My husband and I have 2 kids together and have been together about 10 years. There was always a level of bitterness in our relationship which only got worse after we had kids. I'm not sure how it started or who started it but it became a thing.
A few years ago I had a breakdown and had to start taking anti depressants, all the nasty bitter things he said had dragged me down. He stopped the bitterness then and i worked on my self esteem and felt a lot better. But in the last year it has returned, and I feel like I am battling against his perception of me, the nasty things he says, trying to stop myself from believing those things. I have tried to set a good example by not retaliating but it's still happening.
Thing is he works really hard for our family, has been doing a lot of hours and he loves the kids. He does some housework but over time I think he has managed to push more and more duties on to me. I work full time too, deal with the kids schedules/childcare/daily washing and a fair share of house cleaning but if he sees me take any time to chill he can't stand it. It just seems like what i do is not enough and I constantly question my self...am I lazy? Am I a bad mum?
The other problem is his drinking. We have both like a drink but I find his drinking amounts and habits unacceptable as a father. Starting drinking at lunch time and if we go out in the car shopping or something he will bring a beer for the journey. The other day i picked him up from a friends and he asked me to bring a beer for the journey back. This is not an everyday thing but all weekend every weekend at least.
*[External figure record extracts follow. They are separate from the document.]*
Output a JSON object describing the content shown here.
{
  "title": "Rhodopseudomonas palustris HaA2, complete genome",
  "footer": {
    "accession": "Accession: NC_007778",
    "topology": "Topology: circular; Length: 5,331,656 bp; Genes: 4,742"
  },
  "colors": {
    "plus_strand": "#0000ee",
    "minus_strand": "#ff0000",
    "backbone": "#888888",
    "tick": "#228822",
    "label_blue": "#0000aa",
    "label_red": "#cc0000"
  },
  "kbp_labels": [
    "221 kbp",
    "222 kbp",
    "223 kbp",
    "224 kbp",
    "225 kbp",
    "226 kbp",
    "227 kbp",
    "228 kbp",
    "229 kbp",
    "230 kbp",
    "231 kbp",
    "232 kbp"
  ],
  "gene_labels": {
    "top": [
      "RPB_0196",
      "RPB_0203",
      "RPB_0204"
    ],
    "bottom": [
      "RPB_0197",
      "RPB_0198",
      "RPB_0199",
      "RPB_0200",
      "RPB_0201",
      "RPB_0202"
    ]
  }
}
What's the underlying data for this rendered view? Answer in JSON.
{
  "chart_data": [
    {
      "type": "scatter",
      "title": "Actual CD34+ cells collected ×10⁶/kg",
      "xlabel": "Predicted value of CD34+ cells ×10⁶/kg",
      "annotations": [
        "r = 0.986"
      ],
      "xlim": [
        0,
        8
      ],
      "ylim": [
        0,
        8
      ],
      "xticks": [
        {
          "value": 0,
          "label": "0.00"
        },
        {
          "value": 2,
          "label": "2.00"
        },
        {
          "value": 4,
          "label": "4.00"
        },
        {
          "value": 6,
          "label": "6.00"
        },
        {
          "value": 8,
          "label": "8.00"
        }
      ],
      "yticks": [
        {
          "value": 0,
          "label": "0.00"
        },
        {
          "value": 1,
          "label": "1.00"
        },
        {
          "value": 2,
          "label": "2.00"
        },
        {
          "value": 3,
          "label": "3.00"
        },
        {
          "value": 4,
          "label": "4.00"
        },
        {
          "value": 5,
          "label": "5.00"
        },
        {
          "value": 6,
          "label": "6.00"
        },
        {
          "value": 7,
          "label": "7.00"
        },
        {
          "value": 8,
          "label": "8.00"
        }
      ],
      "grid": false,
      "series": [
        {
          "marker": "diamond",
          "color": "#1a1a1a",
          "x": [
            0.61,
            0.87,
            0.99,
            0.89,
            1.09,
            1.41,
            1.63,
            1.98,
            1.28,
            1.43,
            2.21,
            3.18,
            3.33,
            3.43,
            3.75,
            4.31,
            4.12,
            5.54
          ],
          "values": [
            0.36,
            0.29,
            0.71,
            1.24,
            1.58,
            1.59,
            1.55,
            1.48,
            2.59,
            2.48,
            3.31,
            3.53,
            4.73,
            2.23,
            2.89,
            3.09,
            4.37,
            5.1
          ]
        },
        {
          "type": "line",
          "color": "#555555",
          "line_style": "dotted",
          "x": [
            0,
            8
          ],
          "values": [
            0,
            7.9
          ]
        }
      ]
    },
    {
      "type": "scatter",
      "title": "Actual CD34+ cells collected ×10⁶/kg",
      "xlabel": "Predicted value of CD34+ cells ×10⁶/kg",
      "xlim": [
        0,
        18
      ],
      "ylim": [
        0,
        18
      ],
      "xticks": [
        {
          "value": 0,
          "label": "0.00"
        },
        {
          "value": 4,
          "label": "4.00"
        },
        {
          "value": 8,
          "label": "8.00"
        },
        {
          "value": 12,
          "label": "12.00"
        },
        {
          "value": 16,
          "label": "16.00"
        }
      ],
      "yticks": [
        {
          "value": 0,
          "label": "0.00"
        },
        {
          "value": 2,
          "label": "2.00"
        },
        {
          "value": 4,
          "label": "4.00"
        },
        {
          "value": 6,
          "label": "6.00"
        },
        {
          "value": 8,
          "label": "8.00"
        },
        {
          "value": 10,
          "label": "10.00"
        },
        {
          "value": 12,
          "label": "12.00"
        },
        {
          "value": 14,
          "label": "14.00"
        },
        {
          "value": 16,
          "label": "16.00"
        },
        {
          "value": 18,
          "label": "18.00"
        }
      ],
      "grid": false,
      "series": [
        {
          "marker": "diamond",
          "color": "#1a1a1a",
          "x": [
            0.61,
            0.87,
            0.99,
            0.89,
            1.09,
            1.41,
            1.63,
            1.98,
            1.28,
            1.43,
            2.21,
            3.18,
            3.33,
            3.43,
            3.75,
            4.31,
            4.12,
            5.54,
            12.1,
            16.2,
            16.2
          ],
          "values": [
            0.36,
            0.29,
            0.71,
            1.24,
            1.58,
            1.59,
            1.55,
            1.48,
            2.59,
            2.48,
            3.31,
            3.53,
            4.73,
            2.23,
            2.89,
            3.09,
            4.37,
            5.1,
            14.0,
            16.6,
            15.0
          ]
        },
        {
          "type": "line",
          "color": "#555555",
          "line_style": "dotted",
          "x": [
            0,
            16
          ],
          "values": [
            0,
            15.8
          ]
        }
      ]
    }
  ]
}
When his mum wants to visit as she can't drive it has to be me who gets her as he wants to drink. I can't decide if this is an alcohol problem or a lack of respect for women, or both. I feel like he just expects his mum and me just to do whatever to accomodate him?
I just don't know what to do. I don't want to break up our family (the kids would be devistated) but I can't seem to keep on top of my self esteem issue when he is bitter and angry towards me. We never hug or kiss in general so I find it hard to want to have sex as we are not emotionally close...so we don't have much sex either.
Can I please hear from people who have been through similar and came out the other end happy?
And what does a REAL good husband/relationship look like? Because sometimes I wonder if I am just asking for too much and should just be happy he works hard and loves the kids?